Güncelleme Tarihi:
Hem dünya hem de Türkiye’de giderek büyüyen bir sorun olan intiharları durdurmak için 4-5 Kasım tarihlerinde İstanbul’daki Uluslararası İntiharı Önleme Çalıştayı’nda çözüm yolları aranacak. KÜLT (Kültür Toplum ve Aile Vakfı) Vakfı’nın düzenlediği çalıştayda, “Hayata Bağlan” adlı projenin ilk adımı atılacak.
KÜLT Vakfı Başkanı çocuk hastalıkları uzmanı Dr. Gülşen Öztürk, “İntihar yazıp araştırma yapıldığında görülen bir gerçek bizi harekete geçirdi. Aramalar üst sıralarda. İntihar sıklığı tüm dünyada olduğu gibi Türkiye’de de giderek yükseliyor. Her intihar hazırlık gerektiriyor. Buna dayanarak hazırladığımız eylem planlarından biri de iyi işleyecek telefon destek hattı” diye konuştu.
İntihar edenlerin yüzde 73’ü erkek
Türkiye verilerine göre ölümle sonuçlanan intihar sayısında artışın başını Kars, Ardahan ve Karaman çekiyor. En düşük illerse Çankırı, Rize ve Kilis. İntihar edenlerin yüzde 72.7’sini erkekler, yüzde 27.3’ünü kadınlar oluşturuyor.
Yine intihar edenlerin yüzde 50.5’i evli, yüzde 37.7’si hiç evlenmemiş. Yüzde 23.7’si ilkokul mezunu. İntiharlarla ilgili veriler ülkeden ülkeye değişiyor. Mesela Amerika’da 15-24 yaş grubunda artış tespit edilirken, Avrupa’da yalnız yaşayanlarda 11 kat daha sık görülüyor. Yapılan araştırmalar dinin “durdurucu- engelleyici” olduğunu gösteriyor. İntiharı kınayan ve yasaklayan İslam dini ve Katolik mezhebinde intihar oranları daha düşük. İntiharı (harakiri) “onurlu bir davranış” sayan Japonya’da ise intihar hızı yüksek.

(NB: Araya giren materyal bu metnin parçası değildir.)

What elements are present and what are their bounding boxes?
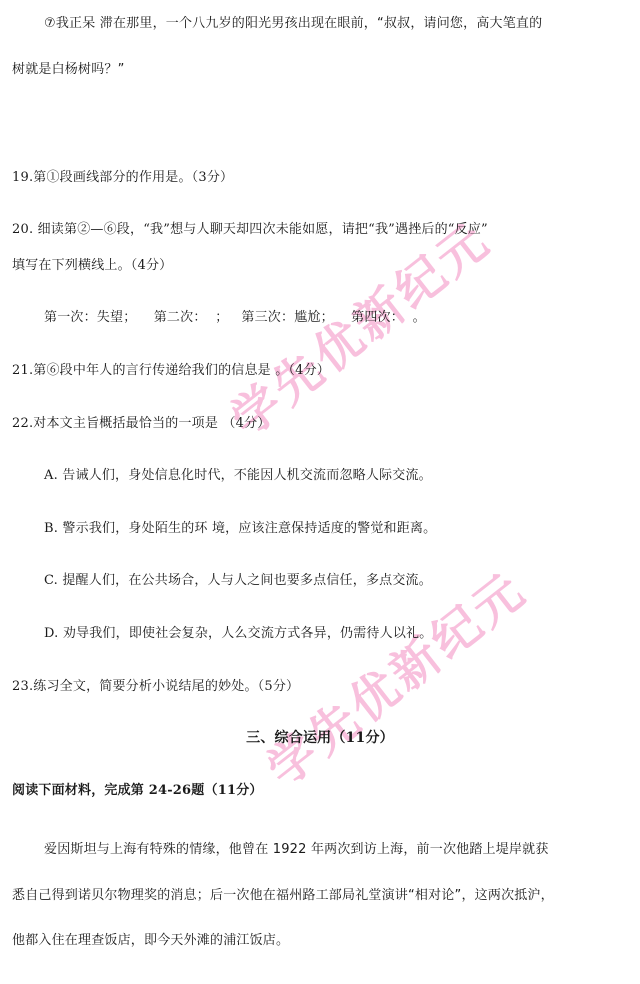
question-23: 23.练习全文，简要分析小说结尾的妙处。（5分） [12,675,299,694]
question-20-line2: 填写在下列横线上。（4分） [12,254,172,273]
option-d: D. 劝导我们，即使社会复杂，人么交流方式各异，仍需待人以礼。 [44,622,432,641]
passage-paragraph-7-line2: 树就是白杨树吗？” [12,58,125,77]
question-19: 19.第①段画线部分的作用是。（3分） [12,166,233,185]
section-3-title: 三、综合运用（11分） [0,727,640,747]
option-a: A. 告诫人们，身处信息化时代，不能因人机交流而忽略人际交流。 [44,464,432,483]
question-20-line1: 20. 细读第②—⑥段，“我”想与人聊天却四次未能如愿，请把“我”遇挫后的“反应… [12,218,488,237]
material-paragraph-line1: 爱因斯坦与上海有特殊的情缘，他曾在 1922 年两次到访上海，前一次他踏上堤岸就… [44,838,549,857]
question-22: 22.对本文主旨概括最恰当的一项是 （4分） [12,412,270,431]
material-paragraph-line3: 他都入住在理查饭店，即今天外滩的浦江饭店。 [12,929,289,948]
question-21: 21.第⑥段中年人的言行传递给我们的信息是 。（4分） [12,359,330,378]
section-3-instruction: 阅读下面材料，完成第 24-26题（11分） [12,779,263,798]
question-20-answers: 第一次：失望； 第二次： ； 第三次：尴尬； 第四次： 。 [44,306,426,325]
passage-paragraph-7-line1: ⑦我正呆 滞在那里，一个八九岁的阳光男孩出现在眼前，“叔叔，请问您，高大笔直的 [44,12,542,31]
material-paragraph-line2: 悉自己得到诺贝尔物理奖的消息；后一次他在福州路工部局礼堂演讲“相对论”，这两次抵… [12,884,554,903]
option-b: B. 警示我们，身处陌生的环 境，应该注意保持适度的警觉和距离。 [44,517,436,536]
option-c: C. 提醒人们，在公共场合，人与人之间也要多点信任，多点交流。 [44,569,432,588]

Dünya genelinde en yüksek intihar oranı Avrupa’da, en düşük oran ise Doğu Akdeniz’de oluyor.
“Önce zarar görme”
Batman’da Dr. Engin Karakuş, Adana’da Dr. Ece Ceyda Güdemek, İstanbul’da tıp fakültesi öğrencisi Yağmur Çavuşoğlu’nun yaşamına aynı gün son vermesi hekimlerin kötü eğitim ve çalışma koşullarına bir kez daha dikkati çekti.
İstanbul Tabip Odası Yönetim Kurulu Dr. İncilay Erdoğan’ın verdiği bilgiye göre, 10 yılda iş yükü 5 kat artan sağlık çalışanlarında tükenmişlik oranı yüzde 24. Yüzde 69’u mobbinge uğradığını ifade ediyor. Sağlık çalışanlarının yüzde 65’i ‘imkanım olsaydı ben bu mesleği değiştirirdim’ diyor. 33 saati aşan nöbetler, 100 saati aşan haftalık çalışma saatleri, 5 dakikada bir hasta bakma zorunluluğu hekimleri tüketiyor. Son 5 yılda Beyaz Kod’a 46 bini aşan şiddet başvurusu yapıldı. Sadece son 10 yılda 215 sağlık çalışanı iş cinayetleri, uğradıkları şiddet, yaşadıkları baskı ve mobbing, tüketen çalışma koşulları sebepleriyle yaşamdan kopartıldı.
Türk Tabipleri Birliği (TTB) ve Türkiye Psikiyatri Derneği de başta Sağlık Bakanlığı olmak üzere tüm yetkilileri, hekimlerin çığlığını duymaya, hayatlarını sonlandırmaya götüren koşullara ilgisiz kalmamaya çağırdı. TTB ve TPD’den yapılan ortak açıklamada intiharın önlenebilir bir davranış olduğuna dikkat çekildi. Açıklamada, “Başta Sağlık Bakanlığı olmak üzere tüm yetkilileri, meslektaşlarımızın çığlığını duymaya, hayatlarını sonlandırmaya götüren koşullara ilgisiz kalmamaya davet ediyoruz. ‘Önce zarar verme’ ilkesi ile başladığımız beyaz önlüklü hayatımıza ‘Önce zarar görme’ ile devam etmek istemiyoruz” denildi.